Adenosine A(1) Receptor-Mediated Attenuation of Reciprocal Dendro-Dendritic Inhibition in the Mouse Olfactory Bulb

It is well described that A(1) adenosine receptors inhibit synaptic transmission at excitatory synapses in the brain, but the effect of adenosine on reciprocal synapses has not been studied so far. In the olfactory bulb, the majority of synapses are reciprocal dendro-dendritic synapses mediating recurrent inhibition.
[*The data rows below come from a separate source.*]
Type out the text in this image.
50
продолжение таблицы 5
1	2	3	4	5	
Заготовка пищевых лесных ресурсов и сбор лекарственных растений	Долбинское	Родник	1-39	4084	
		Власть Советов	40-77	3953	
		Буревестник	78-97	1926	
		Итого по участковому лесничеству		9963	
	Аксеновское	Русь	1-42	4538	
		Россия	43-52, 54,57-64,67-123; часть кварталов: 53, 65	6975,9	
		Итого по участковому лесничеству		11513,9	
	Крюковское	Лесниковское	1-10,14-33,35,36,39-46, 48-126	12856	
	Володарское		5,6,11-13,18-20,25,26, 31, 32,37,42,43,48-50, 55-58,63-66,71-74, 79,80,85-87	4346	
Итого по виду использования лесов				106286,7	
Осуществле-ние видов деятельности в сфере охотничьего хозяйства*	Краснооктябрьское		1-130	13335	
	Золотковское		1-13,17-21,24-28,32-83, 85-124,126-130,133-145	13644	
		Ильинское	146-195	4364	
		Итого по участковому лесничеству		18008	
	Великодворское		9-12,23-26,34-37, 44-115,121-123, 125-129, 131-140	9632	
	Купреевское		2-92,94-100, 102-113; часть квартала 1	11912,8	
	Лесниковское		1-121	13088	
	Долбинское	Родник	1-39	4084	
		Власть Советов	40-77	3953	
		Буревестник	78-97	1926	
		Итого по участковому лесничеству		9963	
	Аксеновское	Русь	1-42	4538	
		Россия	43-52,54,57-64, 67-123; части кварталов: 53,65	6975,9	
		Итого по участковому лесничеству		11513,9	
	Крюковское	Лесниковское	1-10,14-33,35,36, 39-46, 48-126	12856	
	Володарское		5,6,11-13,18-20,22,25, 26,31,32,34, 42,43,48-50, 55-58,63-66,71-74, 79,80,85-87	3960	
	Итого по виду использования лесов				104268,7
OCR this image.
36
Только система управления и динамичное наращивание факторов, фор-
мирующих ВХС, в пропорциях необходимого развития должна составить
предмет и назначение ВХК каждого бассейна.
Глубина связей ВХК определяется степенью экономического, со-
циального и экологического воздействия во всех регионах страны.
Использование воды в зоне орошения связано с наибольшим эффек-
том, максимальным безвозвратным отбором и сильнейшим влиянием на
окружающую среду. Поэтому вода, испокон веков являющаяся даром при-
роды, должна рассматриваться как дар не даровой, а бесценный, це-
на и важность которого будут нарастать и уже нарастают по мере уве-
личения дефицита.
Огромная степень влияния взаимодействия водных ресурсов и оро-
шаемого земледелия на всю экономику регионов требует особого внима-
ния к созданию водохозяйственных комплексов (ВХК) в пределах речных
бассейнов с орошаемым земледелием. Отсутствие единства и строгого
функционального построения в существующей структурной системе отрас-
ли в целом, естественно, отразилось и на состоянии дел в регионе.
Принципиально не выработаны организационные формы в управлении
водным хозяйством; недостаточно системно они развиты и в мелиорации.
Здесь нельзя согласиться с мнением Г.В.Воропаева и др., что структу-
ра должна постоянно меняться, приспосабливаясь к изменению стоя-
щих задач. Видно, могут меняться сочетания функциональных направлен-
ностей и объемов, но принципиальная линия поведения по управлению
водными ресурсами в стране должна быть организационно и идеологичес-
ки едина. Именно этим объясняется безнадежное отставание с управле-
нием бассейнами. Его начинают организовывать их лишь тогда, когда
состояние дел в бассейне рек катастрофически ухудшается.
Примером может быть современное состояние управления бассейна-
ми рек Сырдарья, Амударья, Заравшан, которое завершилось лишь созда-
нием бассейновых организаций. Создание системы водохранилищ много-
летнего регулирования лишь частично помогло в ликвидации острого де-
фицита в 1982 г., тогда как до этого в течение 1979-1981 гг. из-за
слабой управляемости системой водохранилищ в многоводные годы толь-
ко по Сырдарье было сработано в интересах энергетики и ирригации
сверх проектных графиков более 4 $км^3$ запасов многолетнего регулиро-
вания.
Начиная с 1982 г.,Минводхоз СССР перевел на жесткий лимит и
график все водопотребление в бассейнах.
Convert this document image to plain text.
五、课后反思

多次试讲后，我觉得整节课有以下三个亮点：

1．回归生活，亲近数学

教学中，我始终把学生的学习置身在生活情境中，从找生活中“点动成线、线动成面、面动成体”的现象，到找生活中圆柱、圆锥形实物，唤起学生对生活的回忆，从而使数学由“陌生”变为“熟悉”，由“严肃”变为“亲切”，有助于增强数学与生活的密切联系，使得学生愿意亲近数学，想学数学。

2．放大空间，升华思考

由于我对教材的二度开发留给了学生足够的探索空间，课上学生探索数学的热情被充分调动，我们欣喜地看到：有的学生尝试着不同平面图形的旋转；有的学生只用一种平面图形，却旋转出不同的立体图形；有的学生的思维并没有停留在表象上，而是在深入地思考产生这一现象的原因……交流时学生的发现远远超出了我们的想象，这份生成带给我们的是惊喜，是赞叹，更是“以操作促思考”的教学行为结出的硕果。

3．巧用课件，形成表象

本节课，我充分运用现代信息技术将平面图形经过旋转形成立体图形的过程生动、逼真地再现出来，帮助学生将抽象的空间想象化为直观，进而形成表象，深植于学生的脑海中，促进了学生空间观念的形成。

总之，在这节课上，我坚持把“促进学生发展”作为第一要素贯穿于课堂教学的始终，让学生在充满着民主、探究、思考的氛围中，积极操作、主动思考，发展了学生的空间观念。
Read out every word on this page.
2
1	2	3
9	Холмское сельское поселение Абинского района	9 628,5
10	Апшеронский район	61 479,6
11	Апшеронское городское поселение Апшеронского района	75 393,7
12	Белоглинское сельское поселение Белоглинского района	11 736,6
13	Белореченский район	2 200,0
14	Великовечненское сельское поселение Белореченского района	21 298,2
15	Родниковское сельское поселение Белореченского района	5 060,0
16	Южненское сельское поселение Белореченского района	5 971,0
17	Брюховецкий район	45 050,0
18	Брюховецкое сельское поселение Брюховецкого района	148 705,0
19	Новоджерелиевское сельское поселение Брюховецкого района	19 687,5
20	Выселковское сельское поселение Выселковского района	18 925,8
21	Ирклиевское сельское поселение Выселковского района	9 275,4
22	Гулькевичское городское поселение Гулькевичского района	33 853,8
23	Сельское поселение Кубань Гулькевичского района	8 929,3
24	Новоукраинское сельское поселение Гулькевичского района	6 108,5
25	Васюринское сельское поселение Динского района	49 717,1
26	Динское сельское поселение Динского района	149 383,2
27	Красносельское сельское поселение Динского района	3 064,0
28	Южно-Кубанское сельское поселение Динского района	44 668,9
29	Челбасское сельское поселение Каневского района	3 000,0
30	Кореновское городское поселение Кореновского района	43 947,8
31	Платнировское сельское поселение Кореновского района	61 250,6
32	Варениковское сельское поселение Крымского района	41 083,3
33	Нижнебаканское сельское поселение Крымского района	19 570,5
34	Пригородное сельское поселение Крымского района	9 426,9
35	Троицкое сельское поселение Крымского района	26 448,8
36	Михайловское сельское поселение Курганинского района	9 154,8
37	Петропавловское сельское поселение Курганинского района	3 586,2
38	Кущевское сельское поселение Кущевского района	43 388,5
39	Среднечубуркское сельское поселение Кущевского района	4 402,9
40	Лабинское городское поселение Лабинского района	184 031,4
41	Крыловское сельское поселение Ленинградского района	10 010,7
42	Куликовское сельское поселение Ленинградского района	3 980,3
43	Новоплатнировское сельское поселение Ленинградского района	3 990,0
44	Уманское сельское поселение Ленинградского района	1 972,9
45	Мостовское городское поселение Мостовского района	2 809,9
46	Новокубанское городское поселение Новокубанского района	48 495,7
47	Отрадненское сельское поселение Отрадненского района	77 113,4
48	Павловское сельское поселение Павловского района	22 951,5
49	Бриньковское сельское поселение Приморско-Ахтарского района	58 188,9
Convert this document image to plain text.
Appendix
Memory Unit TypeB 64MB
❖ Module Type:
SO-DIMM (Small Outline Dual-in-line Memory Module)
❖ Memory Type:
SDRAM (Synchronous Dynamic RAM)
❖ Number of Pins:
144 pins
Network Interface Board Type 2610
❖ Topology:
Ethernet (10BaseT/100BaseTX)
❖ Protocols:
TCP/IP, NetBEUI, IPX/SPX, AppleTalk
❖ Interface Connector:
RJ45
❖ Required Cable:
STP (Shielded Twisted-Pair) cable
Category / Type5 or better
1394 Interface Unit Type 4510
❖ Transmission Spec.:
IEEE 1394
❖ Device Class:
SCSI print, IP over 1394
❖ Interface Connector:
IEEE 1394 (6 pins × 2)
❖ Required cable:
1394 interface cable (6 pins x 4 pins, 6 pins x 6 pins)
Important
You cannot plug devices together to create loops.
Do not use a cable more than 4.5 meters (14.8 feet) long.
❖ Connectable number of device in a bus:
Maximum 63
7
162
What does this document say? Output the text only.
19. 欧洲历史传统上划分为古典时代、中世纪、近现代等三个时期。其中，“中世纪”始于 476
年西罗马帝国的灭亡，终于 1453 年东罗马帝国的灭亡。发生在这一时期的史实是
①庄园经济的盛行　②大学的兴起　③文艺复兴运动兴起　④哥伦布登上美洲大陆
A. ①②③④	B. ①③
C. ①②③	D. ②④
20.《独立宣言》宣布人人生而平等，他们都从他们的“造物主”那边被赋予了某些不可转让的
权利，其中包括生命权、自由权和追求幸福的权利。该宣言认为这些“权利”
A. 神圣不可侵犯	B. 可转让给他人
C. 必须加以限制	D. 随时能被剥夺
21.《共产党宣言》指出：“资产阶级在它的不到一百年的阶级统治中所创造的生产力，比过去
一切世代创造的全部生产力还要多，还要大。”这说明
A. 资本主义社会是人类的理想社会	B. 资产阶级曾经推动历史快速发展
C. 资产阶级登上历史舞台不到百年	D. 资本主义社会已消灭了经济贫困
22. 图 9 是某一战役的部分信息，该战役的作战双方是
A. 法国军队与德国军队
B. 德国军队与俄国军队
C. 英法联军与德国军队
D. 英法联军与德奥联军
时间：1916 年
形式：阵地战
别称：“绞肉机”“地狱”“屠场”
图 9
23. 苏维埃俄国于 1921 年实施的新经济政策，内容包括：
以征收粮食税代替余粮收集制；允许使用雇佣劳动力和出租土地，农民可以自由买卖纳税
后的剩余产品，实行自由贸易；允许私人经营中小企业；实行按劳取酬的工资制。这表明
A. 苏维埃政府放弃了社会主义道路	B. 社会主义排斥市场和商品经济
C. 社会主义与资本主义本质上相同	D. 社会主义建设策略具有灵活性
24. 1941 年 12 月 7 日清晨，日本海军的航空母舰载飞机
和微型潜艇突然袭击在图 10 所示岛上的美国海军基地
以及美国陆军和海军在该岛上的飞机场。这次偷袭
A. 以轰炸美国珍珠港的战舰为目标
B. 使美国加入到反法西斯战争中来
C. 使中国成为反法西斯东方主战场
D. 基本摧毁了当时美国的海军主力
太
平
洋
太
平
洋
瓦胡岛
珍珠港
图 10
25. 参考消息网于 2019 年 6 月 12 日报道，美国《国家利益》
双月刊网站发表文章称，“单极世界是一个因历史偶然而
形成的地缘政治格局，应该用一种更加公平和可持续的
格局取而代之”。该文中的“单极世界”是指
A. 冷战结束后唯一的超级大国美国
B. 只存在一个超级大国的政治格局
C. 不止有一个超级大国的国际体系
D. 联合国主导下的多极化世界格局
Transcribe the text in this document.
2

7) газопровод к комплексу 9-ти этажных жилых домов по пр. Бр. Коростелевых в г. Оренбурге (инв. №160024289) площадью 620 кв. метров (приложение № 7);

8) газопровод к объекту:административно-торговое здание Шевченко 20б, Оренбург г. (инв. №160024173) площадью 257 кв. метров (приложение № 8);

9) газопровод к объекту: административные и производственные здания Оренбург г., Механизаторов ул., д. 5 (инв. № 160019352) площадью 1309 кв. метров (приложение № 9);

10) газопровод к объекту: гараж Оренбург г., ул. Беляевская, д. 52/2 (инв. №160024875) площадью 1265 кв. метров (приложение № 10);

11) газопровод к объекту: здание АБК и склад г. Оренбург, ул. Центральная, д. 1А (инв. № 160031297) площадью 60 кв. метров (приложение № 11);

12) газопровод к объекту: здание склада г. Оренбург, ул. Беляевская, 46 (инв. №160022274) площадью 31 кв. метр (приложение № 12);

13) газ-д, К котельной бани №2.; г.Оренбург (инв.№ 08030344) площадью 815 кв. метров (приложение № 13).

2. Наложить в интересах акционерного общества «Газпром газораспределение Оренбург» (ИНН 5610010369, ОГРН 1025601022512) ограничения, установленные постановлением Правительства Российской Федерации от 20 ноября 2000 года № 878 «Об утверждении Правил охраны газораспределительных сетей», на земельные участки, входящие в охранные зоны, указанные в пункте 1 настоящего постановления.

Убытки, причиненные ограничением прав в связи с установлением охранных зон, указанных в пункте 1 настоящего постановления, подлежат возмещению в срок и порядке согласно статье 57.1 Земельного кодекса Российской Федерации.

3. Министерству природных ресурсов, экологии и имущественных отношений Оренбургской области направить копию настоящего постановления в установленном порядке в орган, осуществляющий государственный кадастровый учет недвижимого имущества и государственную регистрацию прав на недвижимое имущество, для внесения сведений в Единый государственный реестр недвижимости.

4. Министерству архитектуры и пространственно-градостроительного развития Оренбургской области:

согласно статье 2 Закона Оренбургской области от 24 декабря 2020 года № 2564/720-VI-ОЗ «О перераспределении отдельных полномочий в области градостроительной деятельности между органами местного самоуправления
We studied the effect of A(1) receptor activation on recurrent dendro-dendritic inhibition in mitral cells using whole-cell patch-clamp recordings. Adenosine reduced dendro-dendritic inhibition in wild-type, but not in A(1) receptor knock-out mice. Both NMDA receptor-mediated and AMPA receptor-mediated dendro-dendritic inhibition were attenuated by adenosine, indicating that reciprocal synapses between mitral cells and granule cells as well as parvalbumin interneurons were targeted by A(1) receptors. Adenosine reduced glutamatergic self-excitation and inhibited N-type and P/Q-type calcium currents, but not L-type calcium currents in mitral cells. Attenuated glutamate release, due to A(1) receptor-mediated calcium channel inhibition, resulted in impaired dendro-dendritic inhibition. In behavioral tests we tested the ability of wild-type and A(1) receptor knock-out mice to find a hidden piece of food. Knock-out mice were significantly faster in locating the food. Our results indicate that A(1) adenosine receptors attenuates dendro-dendritic reciprocal inhibition and suggest that they affect odor information processing.